Peering out the small window, I mentally laid out a surface map of Planet Earth, and, try though I might, I could not recreate a reasonable aerial route that passed over such historically important and geographically superlative terrain. The Alps are one of the most noteworthy mountain ranges in the world, especially if you overlay history with topography. The Mediterranean forms the saltwater soul of that which we now, for better or worse, call Western Civilization. The Sahara is the only desert whose name is synonymous with aridity so expansive it cannot be fully fathomed.

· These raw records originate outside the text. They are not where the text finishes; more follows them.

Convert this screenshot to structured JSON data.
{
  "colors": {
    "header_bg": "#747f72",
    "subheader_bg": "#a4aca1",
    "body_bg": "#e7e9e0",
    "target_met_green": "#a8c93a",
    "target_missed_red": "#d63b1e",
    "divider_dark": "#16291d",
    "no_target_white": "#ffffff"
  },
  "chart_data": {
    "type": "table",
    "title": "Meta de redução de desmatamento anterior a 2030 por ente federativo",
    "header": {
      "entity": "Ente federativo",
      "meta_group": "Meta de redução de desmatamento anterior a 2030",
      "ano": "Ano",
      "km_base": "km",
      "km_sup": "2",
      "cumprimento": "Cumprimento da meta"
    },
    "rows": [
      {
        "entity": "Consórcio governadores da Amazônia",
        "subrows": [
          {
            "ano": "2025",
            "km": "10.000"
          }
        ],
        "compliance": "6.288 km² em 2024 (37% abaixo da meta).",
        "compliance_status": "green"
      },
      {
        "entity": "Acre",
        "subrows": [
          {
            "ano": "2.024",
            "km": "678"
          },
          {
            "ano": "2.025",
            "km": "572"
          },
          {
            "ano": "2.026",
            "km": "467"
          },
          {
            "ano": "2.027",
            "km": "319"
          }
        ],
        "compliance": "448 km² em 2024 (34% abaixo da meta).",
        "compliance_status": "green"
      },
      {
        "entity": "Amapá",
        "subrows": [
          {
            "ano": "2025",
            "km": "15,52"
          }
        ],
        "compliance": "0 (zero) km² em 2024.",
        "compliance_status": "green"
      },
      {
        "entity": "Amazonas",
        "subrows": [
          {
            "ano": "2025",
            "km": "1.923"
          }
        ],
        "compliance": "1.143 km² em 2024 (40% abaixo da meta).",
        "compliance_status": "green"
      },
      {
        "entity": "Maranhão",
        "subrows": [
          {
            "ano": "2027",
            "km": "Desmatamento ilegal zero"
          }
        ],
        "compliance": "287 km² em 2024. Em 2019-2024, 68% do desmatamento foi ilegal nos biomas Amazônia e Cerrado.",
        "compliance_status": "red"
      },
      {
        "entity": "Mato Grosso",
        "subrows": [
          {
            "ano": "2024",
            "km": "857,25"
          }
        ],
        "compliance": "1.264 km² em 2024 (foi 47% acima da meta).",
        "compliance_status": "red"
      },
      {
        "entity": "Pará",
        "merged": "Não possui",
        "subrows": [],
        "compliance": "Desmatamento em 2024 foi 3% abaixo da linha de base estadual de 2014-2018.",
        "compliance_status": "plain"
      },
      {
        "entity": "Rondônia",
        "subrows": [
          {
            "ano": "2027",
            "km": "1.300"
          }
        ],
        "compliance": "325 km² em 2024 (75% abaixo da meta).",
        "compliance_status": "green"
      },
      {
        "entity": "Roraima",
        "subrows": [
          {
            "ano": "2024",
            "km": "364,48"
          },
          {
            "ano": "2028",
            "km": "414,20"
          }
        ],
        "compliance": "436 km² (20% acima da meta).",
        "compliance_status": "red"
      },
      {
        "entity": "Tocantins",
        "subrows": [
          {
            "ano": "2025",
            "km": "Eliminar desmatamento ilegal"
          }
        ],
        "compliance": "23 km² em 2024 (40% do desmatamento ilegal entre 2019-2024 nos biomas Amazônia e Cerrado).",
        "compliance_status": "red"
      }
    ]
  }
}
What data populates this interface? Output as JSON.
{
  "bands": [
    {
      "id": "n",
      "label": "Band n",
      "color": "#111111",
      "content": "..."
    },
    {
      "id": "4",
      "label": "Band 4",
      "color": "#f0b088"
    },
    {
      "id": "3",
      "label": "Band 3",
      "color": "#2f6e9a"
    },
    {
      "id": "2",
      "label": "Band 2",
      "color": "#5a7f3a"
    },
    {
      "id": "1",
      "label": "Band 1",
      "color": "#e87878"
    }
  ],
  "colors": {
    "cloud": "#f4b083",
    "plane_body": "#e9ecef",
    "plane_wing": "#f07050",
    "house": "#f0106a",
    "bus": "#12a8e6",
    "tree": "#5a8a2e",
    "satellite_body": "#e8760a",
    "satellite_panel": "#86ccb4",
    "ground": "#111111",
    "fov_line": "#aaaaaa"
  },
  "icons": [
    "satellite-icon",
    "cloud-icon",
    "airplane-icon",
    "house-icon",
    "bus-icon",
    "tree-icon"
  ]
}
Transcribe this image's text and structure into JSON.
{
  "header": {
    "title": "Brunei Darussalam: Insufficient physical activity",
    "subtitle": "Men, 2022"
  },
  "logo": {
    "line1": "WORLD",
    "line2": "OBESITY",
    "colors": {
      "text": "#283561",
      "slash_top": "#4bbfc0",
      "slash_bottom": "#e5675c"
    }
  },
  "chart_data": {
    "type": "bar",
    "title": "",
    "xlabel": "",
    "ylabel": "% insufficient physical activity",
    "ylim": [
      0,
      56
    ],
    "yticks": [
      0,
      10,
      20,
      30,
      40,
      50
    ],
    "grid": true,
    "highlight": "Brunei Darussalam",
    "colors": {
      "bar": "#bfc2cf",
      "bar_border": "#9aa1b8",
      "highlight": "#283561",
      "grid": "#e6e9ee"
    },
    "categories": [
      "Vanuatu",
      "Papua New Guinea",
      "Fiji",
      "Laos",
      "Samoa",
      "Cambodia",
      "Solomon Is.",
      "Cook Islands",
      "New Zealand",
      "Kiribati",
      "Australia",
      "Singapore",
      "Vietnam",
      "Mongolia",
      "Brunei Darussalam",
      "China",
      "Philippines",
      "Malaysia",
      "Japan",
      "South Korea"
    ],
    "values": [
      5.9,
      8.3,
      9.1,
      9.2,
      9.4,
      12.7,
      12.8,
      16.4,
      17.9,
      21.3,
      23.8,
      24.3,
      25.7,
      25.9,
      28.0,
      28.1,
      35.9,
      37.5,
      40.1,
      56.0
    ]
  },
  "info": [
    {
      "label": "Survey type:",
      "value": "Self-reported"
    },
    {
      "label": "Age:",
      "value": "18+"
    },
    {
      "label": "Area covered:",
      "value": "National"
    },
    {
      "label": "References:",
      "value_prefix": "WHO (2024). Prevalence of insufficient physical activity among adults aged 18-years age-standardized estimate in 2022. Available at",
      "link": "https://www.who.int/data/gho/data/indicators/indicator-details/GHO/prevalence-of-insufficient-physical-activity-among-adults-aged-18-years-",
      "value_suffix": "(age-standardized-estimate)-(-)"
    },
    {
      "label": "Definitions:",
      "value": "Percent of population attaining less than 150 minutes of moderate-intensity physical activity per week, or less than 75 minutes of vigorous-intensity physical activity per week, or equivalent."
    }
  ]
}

And the Congo Basin stirs the heart of darkness in a way that no other tropical rainforest — not even the Amazon — does.
It took six-and-a-half hours to fly from the lowland civility of Belgium across the snow-covered summits of the Alps, across Mediterranean waters so deep blue I had to open and lay out my mental Thesaurus next to my mental world atlas in hopes of finding appropriate descriptive alternatives — azure? cobalt? sapphire? indigo? — across Saharan scenes of splendid desolation so severe and extensive that it made my lips shrivel and my tongue swell and parch, until, finally, across and into the living green monster, where dwell gorillas and pygmies.
At the time, I was unable to find upon my mental atlas another reasonable six-and-a-half-hour flight route that could match that stratospheric traverse. You might be able to go from the Gobi across the Himalayas to the Mouths of the Ganges, but what airports would you connect? You might be able to leave the Amazon Basin to fly across the Andes. But, again, where would you be coming from and where would you be going? Maybe from Anchorage across the vast Pacific to Hawaii. Maybe from Melbourne to Port Moresby. Maybe those routes, those origins and destinations would come close to equaling a single-leap half-day flight over the Alps, over the Mediterranean, over the Sahara, over and into the Congo Basin. Maybe. And maybe there are others I am not thinking of. Maybe not.
What is not maybe is: This morning I was sipping coffee in the cultured heart of northern Europe. Tomorrow, I will be searching for lions in the rich bleakness of the sub-Saharan Sahel among colorfully attired tribesmen carrying water buckets atop their heads five miles through the heat to their mud huts.
There are times when I lament what airplanes have done to travel. This is not one of those times.